Fudan University / Shanghai AI Laboratory / Hunan Normal University
A cross-modal transfer-learning model that adapts the ESM-2 650M protein language model to mRNA analysis by swapping amino-acid tokens for codon tokens, applied to mRNA benchmarks without re-training.
Messenger RNA (mRNA) has become a central modality in modern therapeutics and a rich substrate for computational modeling, yet mRNA-specific foundation models face a chronic shortage of labeled data and the considerable expense of pretraining large language models from scratch. Protein language models, by contrast, have been trained on hundreds of millions of sequences and encode a deep statistical understanding of how biological sequences fold, function, and evolve. ProtmRNA is built on the observation that much of this knowledge is transferable: because coding sequences and the proteins they specify are two views of the same underlying biology, a protein model's representations can be repurposed for the messenger RNA that encodes them.

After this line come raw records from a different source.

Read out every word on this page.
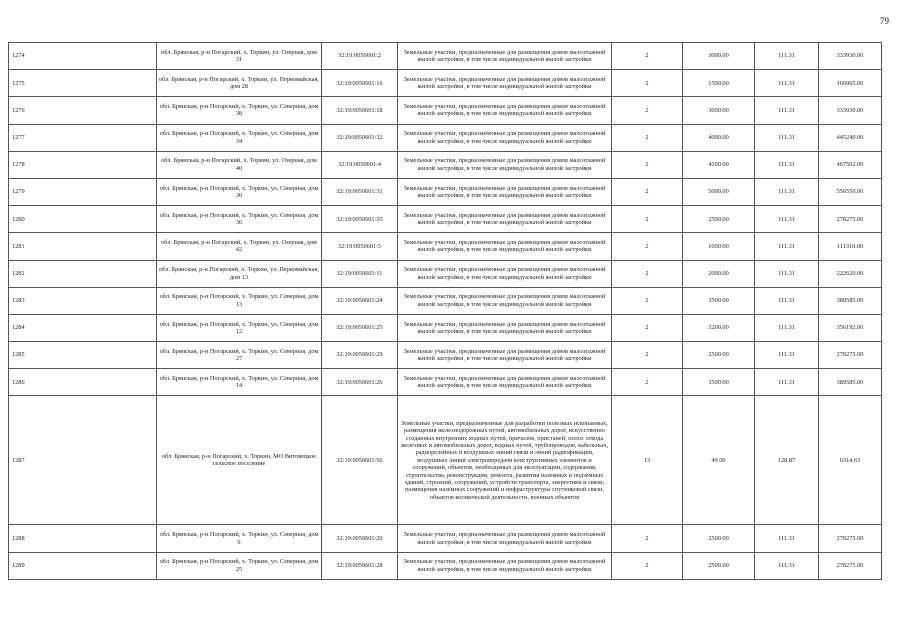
79
1274	обл. Брянская, р-н Погарский, х. Торкин, ул. Озерная, дом 31	32:19:0050601:2	Земельные участки, предназначенные для размещения домов малоэтажной жилой застройки, в том числе индивидуальной жилой застройки	2	3000.00	111.31	333930.00
1275	обл. Брянская, р-н Погарский, х. Торкин, ул. Первомайская, дом 28	32:19:0050601:16	Земельные участки, предназначенные для размещения домов малоэтажной жилой застройки, в том числе индивидуальной жилой застройки	2	1500.00	111.31	166965.00
1276	обл. Брянская, р-н Погарский, х. Торкин, ул. Северная, дом 38	32:19:0050601:18	Земельные участки, предназначенные для размещения домов малоэтажной жилой застройки, в том числе индивидуальной жилой застройки	2	3000.00	111.31	333930.00
1277	обл. Брянская, р-н Погарский, х. Торкин, ул. Северная, дом 34	32:19:0050601:32	Земельные участки, предназначенные для размещения домов малоэтажной жилой застройки, в том числе индивидуальной жилой застройки	2	4000.00	111.31	445240.00
1278	обл. Брянская, р-н Погарский, х. Торкин, ул. Озерная, дом 40	32:19:0050601:4	Земельные участки, предназначенные для размещения домов малоэтажной жилой застройки, в том числе индивидуальной жилой застройки	2	4200.00	111.31	467502.00
1279	обл. Брянская, р-н Погарский, х. Торкин, ул. Северная, дом 30	32:19:0050601:31	Земельные участки, предназначенные для размещения домов малоэтажной жилой застройки, в том числе индивидуальной жилой застройки	2	5000.00	111.31	556550.00
1280	обл. Брянская, р-н Погарский, х. Торкин, ул. Северная, дом 36	32:19:0050601:35	Земельные участки, предназначенные для размещения домов малоэтажной жилой застройки, в том числе индивидуальной жилой застройки	2	2500.00	111.31	278275.00
1281	обл. Брянская, р-н Погарский, х. Торкин, ул. Озерная, дом 42	32:19:0050601:5	Земельные участки, предназначенные для размещения домов малоэтажной жилой застройки, в том числе индивидуальной жилой застройки	2	1000.00	111.31	111310.00
1282	обл. Брянская, р-н Погарский, х. Торкин, ул. Первомайская, дом 13	32:19:0050601:11	Земельные участки, предназначенные для размещения домов малоэтажной жилой застройки, в том числе индивидуальной жилой застройки	2	2000.00	111.31	222620.00
1283	обл. Брянская, р-н Погарский, х. Торкин, ул. Северная, дом 13	32:19:0050601:24	Земельные участки, предназначенные для размещения домов малоэтажной жилой застройки, в том числе индивидуальной жилой застройки	2	3500.00	111.31	389585.00
1284	обл. Брянская, р-н Погарский, х. Торкин, ул. Северная, дом 12	32:19:0050601:25	Земельные участки, предназначенные для размещения домов малоэтажной жилой застройки, в том числе индивидуальной жилой застройки	2	3200.00	111.31	356192.00
1285	обл. Брянская, р-н Погарский, х. Торкин, ул. Северная, дом 27	32:19:0050601:29	Земельные участки, предназначенные для размещения домов малоэтажной жилой застройки, в том числе индивидуальной жилой застройки	2	2500.00	111.31	278275.00
1286	обл. Брянская, р-н Погарский, х. Торкин, ул. Северная, дом 14	32:19:0050601:26	Земельные участки, предназначенные для размещения домов малоэтажной жилой застройки, в том числе индивидуальной жилой застройки	2	3500.00	111.31	389585.00
1287	обл. Брянская, р-н Погарский, х. Торкин, МО Витовецкое сельское поселение	32:19:0050601:56	Земельные участки, предназначенные для разработки полезных ископаемых, размещения железнодорожных путей, автомобильных дорог, искусственно созданных внутренних водных путей, причалов, пристаней, полос отвода железных и автомобильных дорог, водных путей, трубопроводов, кабельных, радиорелейных и воздушных линий связи и линий радиофикации, воздушных линий электропередачи конструктивных элементов и сооружений, объектов, необходимых для эксплуатации, содержания, строительства, реконструкции, ремонта, развития наземных и подземных зданий, строений, сооружений, устройств транспорта, энергетики и связи; размещения наземных сооружений и инфраструктуры спутниковой связи, объектов космической деятельности, военных объектов	13	49.00	128.87	6314.63
1288	обл. Брянская, р-н Погарский, х. Торкин, ул. Северная, дом 6	32:19:0050601:20	Земельные участки, предназначенные для размещения домов малоэтажной жилой застройки, в том числе индивидуальной жилой застройки	2	2500.00	111.31	278275.00
1289	обл. Брянская, р-н Погарский, х. Торкин, ул. Северная, дом 25	32:19:0050601:28	Земельные участки, предназначенные для размещения домов малоэтажной жилой застройки, в том числе индивидуальной жилой застройки	2	2500.00	111.31	278275.00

ProtmRNA, described in a bioRxiv preprint posted on 20 May 2026 by Gang Xu, Xinyu Wu, and Jianpeng Ma (Fudan University, Shanghai AI Laboratory, and Hunan Normal University), implements this idea as a cross-modal transfer-learning recipe. The authors take ESM-2 650M — a 33-layer, 1280-dimensional protein transformer — and substitute its amino-acid vocabulary with a 78-token codon vocabulary, then continue pretraining at codon resolution. The reused architecture and inherited protein-derived weights let the model converge using less than half the training compute of a comparable model trained from scratch.
The model's most distinctive claim is generality without task-specific retraining: after codon-level pretraining, ProtmRNA is applied directly to eight downstream mRNA benchmarks — spanning mRNA stability, gene expression, transcript abundance, and SARS-CoV-2 vaccine degradation — without further fine-tuning of the backbone. This positions ProtmRNA alongside codon-resolution models such as CodonFM and generative designers such as mRNA-GPT, but with a transfer-learning emphasis distinct from both.
ProtmRNA is a transformer encoder derived from ESM-2 650M, comprising 33 layers and a hidden dimension of 1280 (~650M parameters). The central architectural change is the input vocabulary: the amino-acid tokens are replaced with 78 codon tokens, and the model is pretrained at codon level so its representations are conditioned on the actual coding sequence rather than the translated protein. The remainder of the backbone is preserved so that protein-pretrained weights provide the initialization, which the authors report enables convergence at under half the compute of a from-scratch baseline.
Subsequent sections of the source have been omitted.